While tariffs may not directly target the services provided by GCCs, these centers can be leveraged as strategic hubs to mitigate the resulting economic uncertainty and operational challenges.
Here's how GCCs can help build resilience against tariffs:
Supply Chain Optimization and Visibility: GCCs can act as "control towers" for the entire supply chain. By consolidating logistics, trade compliance, demand planning, and supply chain intelligence into a single command center, they provide real-time visibility into the movement of goods, inventory levels, and demand signals across different markets. This allows companies to quickly assess the financial impact of new tariffs, identify alternative sourcing options from low-tariff regions, and pivot their strategies to avoid disruptions.
Data Analytics and Predictive Modeling: Modern GCCs are no longer just for back-office support; they are centers of advanced analytics and AI. They can leverage machine learning and AI to create adaptive demand models that automatically adjust to market fluctuations and external signals like tariff changes.
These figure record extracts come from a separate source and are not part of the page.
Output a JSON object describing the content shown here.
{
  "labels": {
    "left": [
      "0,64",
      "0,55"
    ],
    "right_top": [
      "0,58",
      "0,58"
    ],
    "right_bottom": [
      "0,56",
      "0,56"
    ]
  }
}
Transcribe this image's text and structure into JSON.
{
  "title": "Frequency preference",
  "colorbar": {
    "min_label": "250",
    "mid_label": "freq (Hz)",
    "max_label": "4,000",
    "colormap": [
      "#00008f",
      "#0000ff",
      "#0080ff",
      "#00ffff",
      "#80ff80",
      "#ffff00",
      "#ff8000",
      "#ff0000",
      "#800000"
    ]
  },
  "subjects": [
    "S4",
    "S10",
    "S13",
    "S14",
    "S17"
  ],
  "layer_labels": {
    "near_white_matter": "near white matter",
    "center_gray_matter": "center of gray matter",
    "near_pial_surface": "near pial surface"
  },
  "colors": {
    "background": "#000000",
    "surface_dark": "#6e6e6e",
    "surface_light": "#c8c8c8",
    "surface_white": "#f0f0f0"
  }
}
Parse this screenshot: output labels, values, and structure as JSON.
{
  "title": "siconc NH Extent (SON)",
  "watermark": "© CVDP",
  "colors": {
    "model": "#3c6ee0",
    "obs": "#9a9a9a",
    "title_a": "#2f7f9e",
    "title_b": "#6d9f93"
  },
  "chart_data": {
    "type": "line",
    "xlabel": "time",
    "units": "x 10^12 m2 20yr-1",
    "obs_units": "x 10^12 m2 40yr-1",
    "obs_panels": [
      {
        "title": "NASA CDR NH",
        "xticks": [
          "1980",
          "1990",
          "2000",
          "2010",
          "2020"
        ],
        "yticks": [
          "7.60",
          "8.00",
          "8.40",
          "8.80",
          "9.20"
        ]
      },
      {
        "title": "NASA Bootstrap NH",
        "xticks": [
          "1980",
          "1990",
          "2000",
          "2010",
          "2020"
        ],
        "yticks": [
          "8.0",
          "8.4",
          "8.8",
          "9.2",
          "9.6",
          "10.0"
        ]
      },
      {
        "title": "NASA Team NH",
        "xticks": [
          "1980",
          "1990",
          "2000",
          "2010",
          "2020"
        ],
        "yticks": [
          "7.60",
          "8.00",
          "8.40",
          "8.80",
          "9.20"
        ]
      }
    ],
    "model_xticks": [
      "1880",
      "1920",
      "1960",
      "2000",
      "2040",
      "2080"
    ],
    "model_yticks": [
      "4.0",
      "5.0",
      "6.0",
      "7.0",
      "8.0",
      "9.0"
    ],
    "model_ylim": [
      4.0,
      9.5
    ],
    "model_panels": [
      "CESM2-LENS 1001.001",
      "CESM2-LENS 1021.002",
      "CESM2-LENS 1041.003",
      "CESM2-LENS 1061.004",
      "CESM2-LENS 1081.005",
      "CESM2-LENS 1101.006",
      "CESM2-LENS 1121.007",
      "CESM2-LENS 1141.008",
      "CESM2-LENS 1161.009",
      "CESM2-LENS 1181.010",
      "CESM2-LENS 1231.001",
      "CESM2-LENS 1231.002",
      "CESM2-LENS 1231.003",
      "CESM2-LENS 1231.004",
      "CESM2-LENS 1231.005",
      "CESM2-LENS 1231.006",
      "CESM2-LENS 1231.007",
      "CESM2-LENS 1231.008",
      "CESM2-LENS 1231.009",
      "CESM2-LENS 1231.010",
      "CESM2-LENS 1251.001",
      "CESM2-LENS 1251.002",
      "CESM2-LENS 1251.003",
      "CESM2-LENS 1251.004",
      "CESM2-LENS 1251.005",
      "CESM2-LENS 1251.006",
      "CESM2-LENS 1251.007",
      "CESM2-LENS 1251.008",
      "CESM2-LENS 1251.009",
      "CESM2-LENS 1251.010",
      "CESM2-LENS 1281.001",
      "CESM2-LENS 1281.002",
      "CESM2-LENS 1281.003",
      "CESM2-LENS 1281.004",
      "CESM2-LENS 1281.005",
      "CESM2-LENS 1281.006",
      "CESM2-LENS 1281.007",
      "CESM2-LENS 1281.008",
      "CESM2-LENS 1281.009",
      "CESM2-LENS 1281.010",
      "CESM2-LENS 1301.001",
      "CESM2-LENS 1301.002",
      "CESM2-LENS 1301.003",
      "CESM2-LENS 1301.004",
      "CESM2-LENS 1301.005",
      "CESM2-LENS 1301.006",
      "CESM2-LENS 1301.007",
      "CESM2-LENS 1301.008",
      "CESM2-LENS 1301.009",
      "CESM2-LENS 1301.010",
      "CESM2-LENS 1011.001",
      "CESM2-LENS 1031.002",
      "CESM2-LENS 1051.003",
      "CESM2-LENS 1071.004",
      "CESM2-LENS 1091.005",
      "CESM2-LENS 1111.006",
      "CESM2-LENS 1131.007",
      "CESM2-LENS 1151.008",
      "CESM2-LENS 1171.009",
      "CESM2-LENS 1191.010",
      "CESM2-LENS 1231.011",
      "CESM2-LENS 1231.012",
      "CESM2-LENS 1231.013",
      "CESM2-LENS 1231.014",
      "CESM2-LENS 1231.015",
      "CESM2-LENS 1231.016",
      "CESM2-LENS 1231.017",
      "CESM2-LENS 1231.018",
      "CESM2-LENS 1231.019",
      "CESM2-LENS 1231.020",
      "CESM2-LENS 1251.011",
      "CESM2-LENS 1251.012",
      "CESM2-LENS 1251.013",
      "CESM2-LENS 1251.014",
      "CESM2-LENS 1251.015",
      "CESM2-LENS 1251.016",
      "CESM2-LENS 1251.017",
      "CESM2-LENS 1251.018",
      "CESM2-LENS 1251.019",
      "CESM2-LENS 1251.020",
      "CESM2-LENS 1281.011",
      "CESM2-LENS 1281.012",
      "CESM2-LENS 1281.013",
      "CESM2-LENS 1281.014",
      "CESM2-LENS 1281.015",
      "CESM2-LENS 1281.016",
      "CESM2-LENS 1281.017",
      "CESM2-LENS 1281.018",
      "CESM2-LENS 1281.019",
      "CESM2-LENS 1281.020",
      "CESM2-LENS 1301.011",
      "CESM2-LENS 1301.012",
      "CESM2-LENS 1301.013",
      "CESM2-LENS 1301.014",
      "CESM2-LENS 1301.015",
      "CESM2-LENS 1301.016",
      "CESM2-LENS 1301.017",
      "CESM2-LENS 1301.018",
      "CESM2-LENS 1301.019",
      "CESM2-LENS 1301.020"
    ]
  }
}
This enables more accurate forecasting and proactive risk mitigation.
Centralized Compliance and Legal Expertise: Tariffs create a complex web of legal and regulatory considerations. GCCs can centralize legal, risk and compliance functions, ensuring that the organization stays on top of evolving regulations, data protection rules, and tax incentives in different jurisdictions. This centralized oversight helps in navigating the complexities of international trade and ensuring compliance.
Driving Innovation and Technology: By serving as innovation hubs, GCCs can help companies develop technology-led efficiencies. This includes leveraging automation and AI to accelerate service delivery, reduce operational costs and improve overall agility. This focus on technology can help offset the increased costs that tariffs may impose.
Risk Diversification: Establishing GCCs in different geographic locations helps businesses diversify their operational risk. By distributing core capabilities across multiple countries, companies can reduce their dependence on a single location, making them less vulnerable to disruptions from geopolitical events or tariffs targeting a specific region.
Strategic Sourcing and Procurement: GCCs can play a vital role in procurement by identifying and managing relationships with suppliers in different countries. They can help companies explore trade agreements, utilize foreign trade zones, and implement "tariff engineering" strategies, which involve redesigning products or their components to fall under a lower tariff classification.